When people tell Wright they miss the downtown Tempe of their youth, he understands. It’s easy to romanticize an identity chiseled from decades of cheap beer, bar food and broke-but-happy vibes.

“I was around then, too. I get it," Wright says. "But at the end of the day, do you want a bunch of closed storefronts or open, vibrant places?”

He faced some backlash after opening bars Devil’s Hideaway and Idle Hands in the 1888 historic former home to Rula Bula.
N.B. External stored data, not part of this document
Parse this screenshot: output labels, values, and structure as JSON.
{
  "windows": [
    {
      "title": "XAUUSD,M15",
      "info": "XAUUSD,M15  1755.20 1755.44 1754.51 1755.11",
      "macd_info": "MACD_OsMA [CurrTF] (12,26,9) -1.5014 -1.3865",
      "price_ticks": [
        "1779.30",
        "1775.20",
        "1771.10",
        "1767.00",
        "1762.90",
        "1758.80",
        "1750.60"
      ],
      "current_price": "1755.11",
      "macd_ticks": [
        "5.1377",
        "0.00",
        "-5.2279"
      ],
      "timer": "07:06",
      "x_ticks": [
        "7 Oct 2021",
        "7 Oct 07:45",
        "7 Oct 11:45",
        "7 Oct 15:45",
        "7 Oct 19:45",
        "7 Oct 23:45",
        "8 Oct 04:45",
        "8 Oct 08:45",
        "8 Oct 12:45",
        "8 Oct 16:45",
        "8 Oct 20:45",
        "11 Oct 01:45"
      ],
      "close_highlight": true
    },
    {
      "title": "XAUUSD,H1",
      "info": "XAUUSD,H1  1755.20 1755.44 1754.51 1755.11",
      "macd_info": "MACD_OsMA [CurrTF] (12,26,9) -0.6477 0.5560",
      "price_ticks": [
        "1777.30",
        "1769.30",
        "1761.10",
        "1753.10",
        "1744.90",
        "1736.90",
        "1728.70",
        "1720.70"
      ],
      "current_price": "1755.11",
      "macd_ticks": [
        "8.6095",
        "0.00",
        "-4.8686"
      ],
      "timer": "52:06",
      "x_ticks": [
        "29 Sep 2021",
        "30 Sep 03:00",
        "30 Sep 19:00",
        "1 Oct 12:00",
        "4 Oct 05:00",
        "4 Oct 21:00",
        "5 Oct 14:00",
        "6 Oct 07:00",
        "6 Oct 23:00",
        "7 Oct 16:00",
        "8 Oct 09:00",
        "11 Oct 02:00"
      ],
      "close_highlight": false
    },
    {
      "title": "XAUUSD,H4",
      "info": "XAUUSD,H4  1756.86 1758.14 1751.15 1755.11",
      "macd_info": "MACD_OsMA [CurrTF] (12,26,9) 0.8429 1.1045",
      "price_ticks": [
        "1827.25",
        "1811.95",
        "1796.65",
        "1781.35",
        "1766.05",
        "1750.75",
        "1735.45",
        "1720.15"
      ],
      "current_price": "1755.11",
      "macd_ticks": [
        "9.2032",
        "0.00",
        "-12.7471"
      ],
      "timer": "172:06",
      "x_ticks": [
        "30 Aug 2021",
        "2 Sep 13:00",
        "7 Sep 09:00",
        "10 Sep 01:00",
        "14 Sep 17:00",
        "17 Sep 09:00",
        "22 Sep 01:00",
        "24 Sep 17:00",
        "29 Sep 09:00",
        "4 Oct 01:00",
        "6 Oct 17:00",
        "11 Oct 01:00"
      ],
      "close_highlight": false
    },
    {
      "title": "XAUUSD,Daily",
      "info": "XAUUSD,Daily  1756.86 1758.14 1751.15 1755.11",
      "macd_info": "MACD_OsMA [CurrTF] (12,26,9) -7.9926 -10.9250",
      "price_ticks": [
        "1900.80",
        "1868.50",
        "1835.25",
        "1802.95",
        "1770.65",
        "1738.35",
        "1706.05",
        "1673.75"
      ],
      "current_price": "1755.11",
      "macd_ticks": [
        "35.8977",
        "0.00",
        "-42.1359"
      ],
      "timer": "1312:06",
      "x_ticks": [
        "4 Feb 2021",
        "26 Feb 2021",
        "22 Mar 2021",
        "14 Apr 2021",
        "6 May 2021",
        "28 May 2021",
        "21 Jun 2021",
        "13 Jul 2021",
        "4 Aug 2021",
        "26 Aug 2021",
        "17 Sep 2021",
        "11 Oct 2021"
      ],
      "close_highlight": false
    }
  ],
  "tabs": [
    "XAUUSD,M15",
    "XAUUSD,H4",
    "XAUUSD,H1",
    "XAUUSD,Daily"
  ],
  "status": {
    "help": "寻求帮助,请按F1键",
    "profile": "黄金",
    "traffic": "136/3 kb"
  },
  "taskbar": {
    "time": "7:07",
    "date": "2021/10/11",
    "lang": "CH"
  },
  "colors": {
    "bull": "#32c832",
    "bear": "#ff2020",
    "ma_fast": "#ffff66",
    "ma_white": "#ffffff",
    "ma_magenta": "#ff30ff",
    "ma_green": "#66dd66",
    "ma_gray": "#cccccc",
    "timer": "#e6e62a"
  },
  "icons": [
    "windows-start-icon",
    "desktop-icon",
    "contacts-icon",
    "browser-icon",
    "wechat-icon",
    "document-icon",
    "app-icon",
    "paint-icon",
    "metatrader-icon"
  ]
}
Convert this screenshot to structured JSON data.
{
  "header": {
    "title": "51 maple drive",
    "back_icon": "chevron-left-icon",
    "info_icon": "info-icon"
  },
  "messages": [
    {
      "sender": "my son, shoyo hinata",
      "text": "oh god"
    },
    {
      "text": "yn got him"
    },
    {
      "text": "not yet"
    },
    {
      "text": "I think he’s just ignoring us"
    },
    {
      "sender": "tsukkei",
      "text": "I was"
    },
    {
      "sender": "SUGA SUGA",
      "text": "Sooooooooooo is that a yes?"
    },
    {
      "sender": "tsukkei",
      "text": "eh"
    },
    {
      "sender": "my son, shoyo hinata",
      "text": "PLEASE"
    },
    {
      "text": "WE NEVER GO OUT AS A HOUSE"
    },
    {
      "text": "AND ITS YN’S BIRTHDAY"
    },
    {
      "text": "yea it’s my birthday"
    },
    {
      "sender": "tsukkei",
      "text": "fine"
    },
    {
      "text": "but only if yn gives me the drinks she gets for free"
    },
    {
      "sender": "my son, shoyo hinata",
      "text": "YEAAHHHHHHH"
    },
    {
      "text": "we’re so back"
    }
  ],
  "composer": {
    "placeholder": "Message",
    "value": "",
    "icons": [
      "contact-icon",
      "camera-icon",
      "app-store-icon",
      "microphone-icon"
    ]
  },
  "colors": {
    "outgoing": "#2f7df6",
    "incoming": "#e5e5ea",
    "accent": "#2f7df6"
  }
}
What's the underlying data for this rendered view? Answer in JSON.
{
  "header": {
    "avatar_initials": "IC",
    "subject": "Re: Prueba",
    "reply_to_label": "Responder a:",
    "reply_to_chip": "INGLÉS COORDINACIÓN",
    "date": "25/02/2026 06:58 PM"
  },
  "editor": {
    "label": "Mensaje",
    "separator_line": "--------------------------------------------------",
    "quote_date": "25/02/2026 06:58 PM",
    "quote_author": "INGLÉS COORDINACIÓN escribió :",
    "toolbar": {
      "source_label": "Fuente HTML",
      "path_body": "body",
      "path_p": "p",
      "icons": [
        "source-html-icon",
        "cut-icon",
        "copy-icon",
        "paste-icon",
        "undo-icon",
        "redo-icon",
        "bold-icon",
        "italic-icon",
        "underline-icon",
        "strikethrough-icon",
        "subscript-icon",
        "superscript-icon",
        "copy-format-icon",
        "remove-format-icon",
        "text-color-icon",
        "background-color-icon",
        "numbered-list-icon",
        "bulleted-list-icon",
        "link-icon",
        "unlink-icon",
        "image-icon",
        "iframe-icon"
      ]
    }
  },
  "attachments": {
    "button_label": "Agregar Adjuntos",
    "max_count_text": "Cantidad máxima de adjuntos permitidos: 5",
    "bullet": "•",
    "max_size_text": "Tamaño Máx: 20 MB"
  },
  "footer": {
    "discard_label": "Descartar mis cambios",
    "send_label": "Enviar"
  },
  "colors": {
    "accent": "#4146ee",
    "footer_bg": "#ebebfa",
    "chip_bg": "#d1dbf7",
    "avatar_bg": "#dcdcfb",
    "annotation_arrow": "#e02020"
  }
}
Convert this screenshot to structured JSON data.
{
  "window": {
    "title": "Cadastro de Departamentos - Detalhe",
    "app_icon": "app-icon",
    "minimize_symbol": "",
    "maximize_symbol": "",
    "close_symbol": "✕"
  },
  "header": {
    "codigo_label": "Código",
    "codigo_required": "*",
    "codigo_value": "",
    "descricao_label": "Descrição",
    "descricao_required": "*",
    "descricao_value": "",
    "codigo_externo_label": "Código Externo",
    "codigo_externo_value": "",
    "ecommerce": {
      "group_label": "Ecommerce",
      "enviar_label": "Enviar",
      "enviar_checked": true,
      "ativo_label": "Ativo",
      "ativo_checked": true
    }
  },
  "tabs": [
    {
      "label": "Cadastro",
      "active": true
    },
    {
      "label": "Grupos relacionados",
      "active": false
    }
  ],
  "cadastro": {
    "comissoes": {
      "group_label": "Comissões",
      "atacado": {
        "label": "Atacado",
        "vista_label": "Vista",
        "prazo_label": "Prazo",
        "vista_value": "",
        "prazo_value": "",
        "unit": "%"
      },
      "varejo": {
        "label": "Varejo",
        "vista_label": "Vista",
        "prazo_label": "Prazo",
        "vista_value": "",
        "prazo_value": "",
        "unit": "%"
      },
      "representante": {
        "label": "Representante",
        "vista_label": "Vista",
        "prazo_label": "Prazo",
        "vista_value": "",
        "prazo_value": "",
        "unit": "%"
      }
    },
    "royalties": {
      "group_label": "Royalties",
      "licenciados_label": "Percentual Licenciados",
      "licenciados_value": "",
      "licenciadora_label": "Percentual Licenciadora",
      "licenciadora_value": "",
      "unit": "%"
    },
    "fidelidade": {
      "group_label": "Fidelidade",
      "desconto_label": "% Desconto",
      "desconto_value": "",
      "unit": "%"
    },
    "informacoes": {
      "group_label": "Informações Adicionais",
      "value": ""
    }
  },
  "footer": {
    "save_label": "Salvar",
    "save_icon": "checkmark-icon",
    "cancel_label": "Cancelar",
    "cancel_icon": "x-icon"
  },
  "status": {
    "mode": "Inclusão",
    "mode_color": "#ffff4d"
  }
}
“My hunch is that five years from now, Mill is going to be one of the more vibrant food and beverage destinations in Arizona," he says. To anyone feeling discouraged, he offers: "They just gotta hang in there."

Like it or not, the evolution of the Mill Avenue dining scene is a fast-moving train that invites business owners and patrons to hop on.

“Downtown has changed," Foster says. "We evolved. And I would encourage people to be part of the change. If you like the businesses that are here, support them and come often.”

Wright’s call to action suggests going further.

“If you really want to support downtown, don’t sit on the sidelines," he says. "Open a business, get involved. Put your balls on the line like the rest of us. We’re fighting to get Mill Avenue back to a new glory. And I believe it will happen.”

Michael Monti sees friends' social media posts from Filthy Animal. His interest is piqued. Upon hearing Roman will be kitty-corner from where his family’s restaurant once stood, he hinted that, even with the emotions and memories associated with Mill Avenue, he may head downtown to see his longtime bookend theory in action.

Perhaps here, he'll find a seat at the bar where he can share stories about this special section of his hometown.

“Change is inevitable,” Monti says. After a pause, he adds: “I’m nostalgic for downtown Tempe. But you can’t stop the flow of time.”